Canyon Ceman had the fortune — or misfortune, depending on your view of things – of competing against two of the most prolific winners of the past two generations of beach volleyball players: Karch Kiraly and Phil Dalhausser.
Olympic gold medalists – Kiraly won in Atlanta in 1996 on the beach, and in 1984 and ’88 indoors; Dalhausser won in 2008 in Beijing – both Kiraly and Dalhausser can be rightfully considered two undisputed members of beach volleyball’s Mount Rushmore.
To Ceman, they are numbers one and two.
“To me, those are the two GOATs,” Ceman says on this week’s podcast. “I might be domestically biased.”
It isn’t just that they won, which they did in abundance, to the tune of 251 tournament victories, but how.
“Karch dominated you with his brain,” said Ceman, who played against him dozens of times and won at least seven (BVBInfo only begins recording specific matches in 2002). “I played him through a 14-year period. In 1996, he would beat you smashing sharp angle in your face 15 times in a row. The Karch that would beat you in 2007 would do a pokie middle deep because you were going to the Karch angle cut shot. He would just mentally dominate you. It was 2007 and I was playing Karch and Kevin Wong and I said ‘I have no chance. There’s no way I can beat this dude.’”

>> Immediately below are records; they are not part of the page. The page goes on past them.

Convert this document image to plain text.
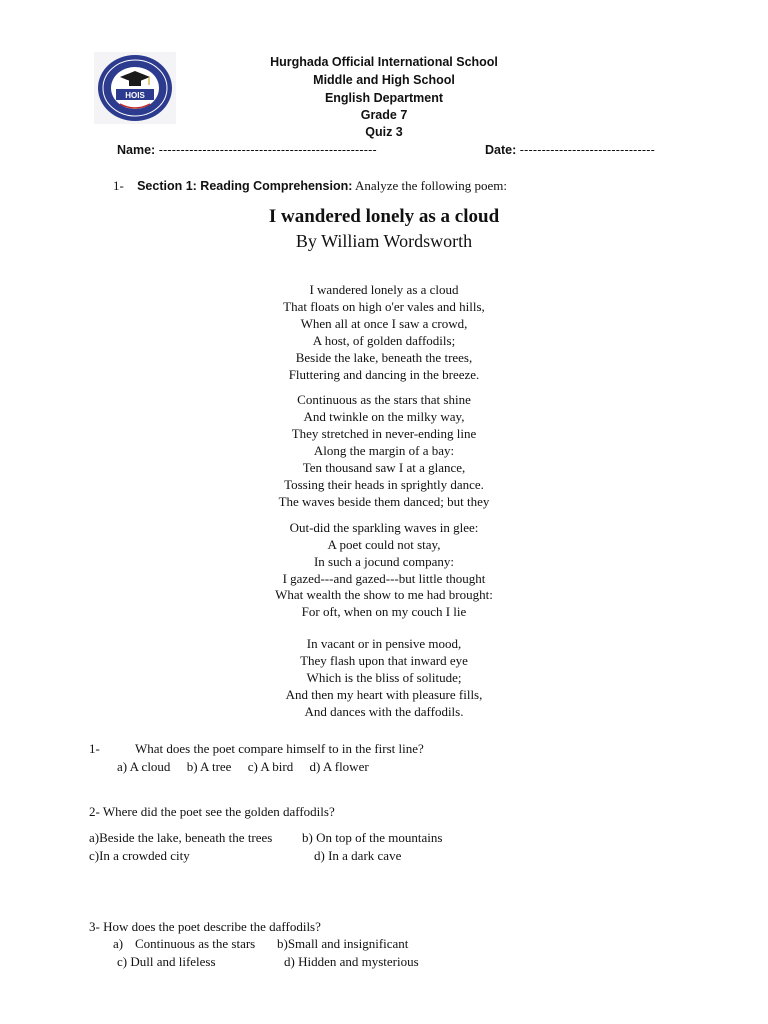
HOIS
Hurghada Official International School
Middle and High School
English Department
Grade 7
Quiz 3
Name: --------------------------------------------------	Date: -------------------------------
1- Section 1: Reading Comprehension: Analyze the following poem:
I wandered lonely as a cloud
By William Wordsworth
I wandered lonely as a cloud
That floats on high o'er vales and hills,
When all at once I saw a crowd,
A host, of golden daffodils;
Beside the lake, beneath the trees,
Fluttering and dancing in the breeze.
Continuous as the stars that shine
And twinkle on the milky way,
They stretched in never-ending line
Along the margin of a bay:
Ten thousand saw I at a glance,
Tossing their heads in sprightly dance.
The waves beside them danced; but they
Out-did the sparkling waves in glee:
A poet could not stay,
In such a jocund company:
I gazed---and gazed---but little thought
What wealth the show to me had brought:
For oft, when on my couch I lie
In vacant or in pensive mood,
They flash upon that inward eye
Which is the bliss of solitude;
And then my heart with pleasure fills,
And dances with the daffodils.
1-	What does the poet compare himself to in the first line?
a) A cloud b) A tree c) A bird d) A flower
2- Where did the poet see the golden daffodils?
a)Beside the lake, beneath the trees b) On top of the mountains
c)In a crowded city	d) In a dark cave
3- How does the poet describe the daffodils?
a) Continuous as the stars b)Small and insignificant
c) Dull and lifeless	d) Hidden and mysterious
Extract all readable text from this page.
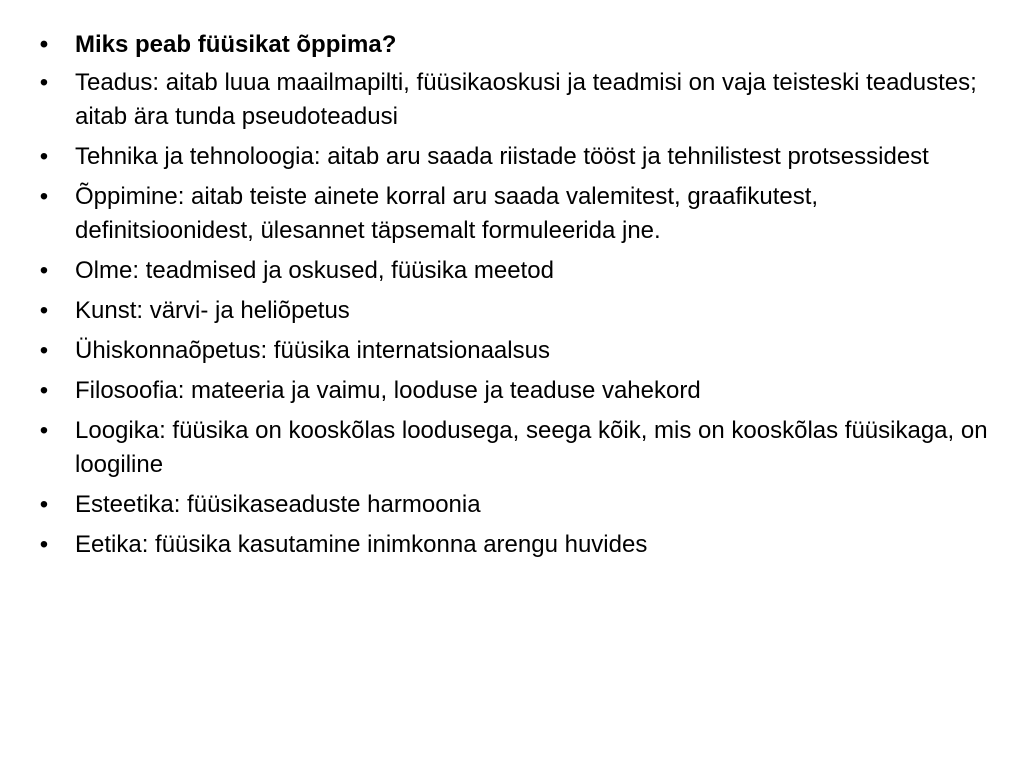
• Miks peab füüsikat õppima?
• Teadus: aitab luua maailmapilti, füüsikaoskusi ja teadmisi on vaja teisteski teadustes; aitab ära tunda pseudoteadusi
• Tehnika ja tehnoloogia: aitab aru saada riistade tööst ja tehnilistest protsessidest
• Õppimine: aitab teiste ainete korral aru saada valemitest, graafikutest, definitsioonidest, ülesannet täpsemalt formuleerida jne.
• Olme: teadmised ja oskused, füüsika meetod
• Kunst: värvi- ja heliõpetus
• Ühiskonnaõpetus: füüsika internatsionaalsus
• Filosoofia: mateeria ja vaimu, looduse ja teaduse vahekord
• Loogika: füüsika on kooskõlas loodusega, seega kõik, mis on kooskõlas füüsikaga, on loogiline
• Esteetika: füüsikaseaduste harmoonia
• Eetika: füüsika kasutamine inimkonna arengu huvides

As for the 6-foot-9 Dalhausser, against whom Ceman went 2-3?
“The only chance you have of beating Phil is if he’s not there mentally,” Ceman said. “With Karch, you never had that opportunity. He was always mentally tuned in.
“Phil dominated you physically, Karch dominated you with his brain.”
It’s a useful explainer for why Kiraly has gone on to have a wildly successful coaching career. He helmed the USA Volleyball women’s team to the first gold medal in federation history at the 2021 Tokyo Olympic Games, then nearly made it back-to-back in Paris, taking silver. Now he’s heading the USA men, with whom he won a pair of gold medals as a player, in 1984 and 1988.
Dalhausser, meanwhile, continues to win, and win, and win some more, even at 45 years old. He and Trevor Crabb won both the 2025 AVP League regular season and the AVP League Championships in Chicago, banking $60,000 for the year. He made the finals at the AVP Manhattan Beach Open. It calls to mind the first SANDCAST we did with Dalhausser, in 2019, in which he said “one thing that will never, ever get old is there’s no such thing as winning too much, you know? Money doesn’t motivate me. It’s winning.”
And, alongside Karch Kiraly, he’s one of the greatest winners of all time.